Today at 2pm Eastern time: ring your church's bell, if you have a church. Ring it thirteen times, one for each of the original thirteen American colonies.
Our beautiful and varied land is as old as anyone else's, but our nation is quite new -- not even 250 years old yet. A nation declared, in 1776, and then designed by an argumentative group of men from each of the 13 very different colonies, in an act that seemed not at all certain of success at the outset. Today the BBC was telling us about a movement to create a United States of Africa, and one or two speakers came on air to scoff at the very idea. I am not so sure.
Throughout the world, the political order never stays the same forever. Scattered city-states band together into nations. Representative governments replace and alter monarchies. Kings thought to be gods give way to presidents and prime ministers who are all too human. A political system based upon the idea that the state will wither away becomes itself the most totalitarian of all, and then curiously dissolves into a push-me-pull-you of competing business interests and party conformity. And beneath it all, the economics change, too, feudal loyalties left in the dust as currency replaces every product it symbolizes, itself becoming a product, portable and mobile, counted out upon the table in the 18th century or sent through the ether in our own.

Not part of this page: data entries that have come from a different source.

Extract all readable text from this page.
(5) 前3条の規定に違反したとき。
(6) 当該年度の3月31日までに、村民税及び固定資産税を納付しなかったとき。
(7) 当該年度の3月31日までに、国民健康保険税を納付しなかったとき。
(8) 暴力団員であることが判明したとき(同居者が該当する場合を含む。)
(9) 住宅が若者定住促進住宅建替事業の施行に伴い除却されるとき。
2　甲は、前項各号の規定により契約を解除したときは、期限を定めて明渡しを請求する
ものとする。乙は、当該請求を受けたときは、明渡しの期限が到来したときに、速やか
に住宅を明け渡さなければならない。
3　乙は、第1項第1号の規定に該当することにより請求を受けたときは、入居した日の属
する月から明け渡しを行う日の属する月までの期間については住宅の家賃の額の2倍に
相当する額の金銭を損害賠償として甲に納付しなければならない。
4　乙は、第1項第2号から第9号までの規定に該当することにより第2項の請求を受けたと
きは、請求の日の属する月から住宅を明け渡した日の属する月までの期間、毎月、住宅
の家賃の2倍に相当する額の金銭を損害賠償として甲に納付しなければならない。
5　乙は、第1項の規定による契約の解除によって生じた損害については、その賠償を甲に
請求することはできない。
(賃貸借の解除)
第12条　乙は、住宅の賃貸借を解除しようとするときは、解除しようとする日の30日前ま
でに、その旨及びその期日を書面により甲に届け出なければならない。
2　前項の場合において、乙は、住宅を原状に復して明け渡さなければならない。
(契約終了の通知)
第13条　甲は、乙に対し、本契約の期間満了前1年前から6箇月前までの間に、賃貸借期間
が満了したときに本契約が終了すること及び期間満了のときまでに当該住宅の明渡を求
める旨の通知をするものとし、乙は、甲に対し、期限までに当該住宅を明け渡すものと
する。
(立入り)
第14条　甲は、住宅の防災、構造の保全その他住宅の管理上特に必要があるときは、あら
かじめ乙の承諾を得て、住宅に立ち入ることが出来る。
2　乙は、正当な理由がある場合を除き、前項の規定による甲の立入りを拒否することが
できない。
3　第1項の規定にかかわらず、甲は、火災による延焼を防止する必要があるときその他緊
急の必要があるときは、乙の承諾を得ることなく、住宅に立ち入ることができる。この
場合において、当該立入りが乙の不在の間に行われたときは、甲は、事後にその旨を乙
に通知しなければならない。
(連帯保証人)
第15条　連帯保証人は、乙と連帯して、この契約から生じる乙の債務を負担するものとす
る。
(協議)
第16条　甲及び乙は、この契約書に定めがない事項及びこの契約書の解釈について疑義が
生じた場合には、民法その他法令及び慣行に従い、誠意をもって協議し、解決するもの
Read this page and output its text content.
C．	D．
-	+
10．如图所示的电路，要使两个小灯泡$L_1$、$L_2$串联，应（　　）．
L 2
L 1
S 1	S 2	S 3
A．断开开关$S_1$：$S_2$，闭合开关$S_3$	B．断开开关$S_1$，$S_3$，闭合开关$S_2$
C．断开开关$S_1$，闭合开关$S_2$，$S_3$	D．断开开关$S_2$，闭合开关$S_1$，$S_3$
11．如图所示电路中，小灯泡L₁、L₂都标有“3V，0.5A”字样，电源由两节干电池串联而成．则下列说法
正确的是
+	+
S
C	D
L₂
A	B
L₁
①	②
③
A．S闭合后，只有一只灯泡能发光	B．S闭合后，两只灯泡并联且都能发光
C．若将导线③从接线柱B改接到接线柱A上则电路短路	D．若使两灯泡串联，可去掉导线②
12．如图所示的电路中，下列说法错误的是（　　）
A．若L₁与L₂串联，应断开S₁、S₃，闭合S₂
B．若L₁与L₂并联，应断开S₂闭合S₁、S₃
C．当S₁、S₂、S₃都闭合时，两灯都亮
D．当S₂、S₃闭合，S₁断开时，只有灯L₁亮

I look out onto the street from my office window. It called Middlesex Avenue here, the Lincoln Highway elsewhere along its length, and is part of what would become the first transcontinental highway. Mostof the colonial milestones are gone, but some are still here, worn down by the wind and the acid rain. This road wasn't much in the 18th century: a sleepy road, muddy in the spring, along which the houses sat with their doorways opening right onto the street. Now the cars whiz back and forth, a steady sound that takes some initial getting used to. Then, it was the clip-clop of the occasional horse, the creak and rattle of a coach passing by.
And of course, the steady tread of marching soldiers. Right here, right along this street outside my window.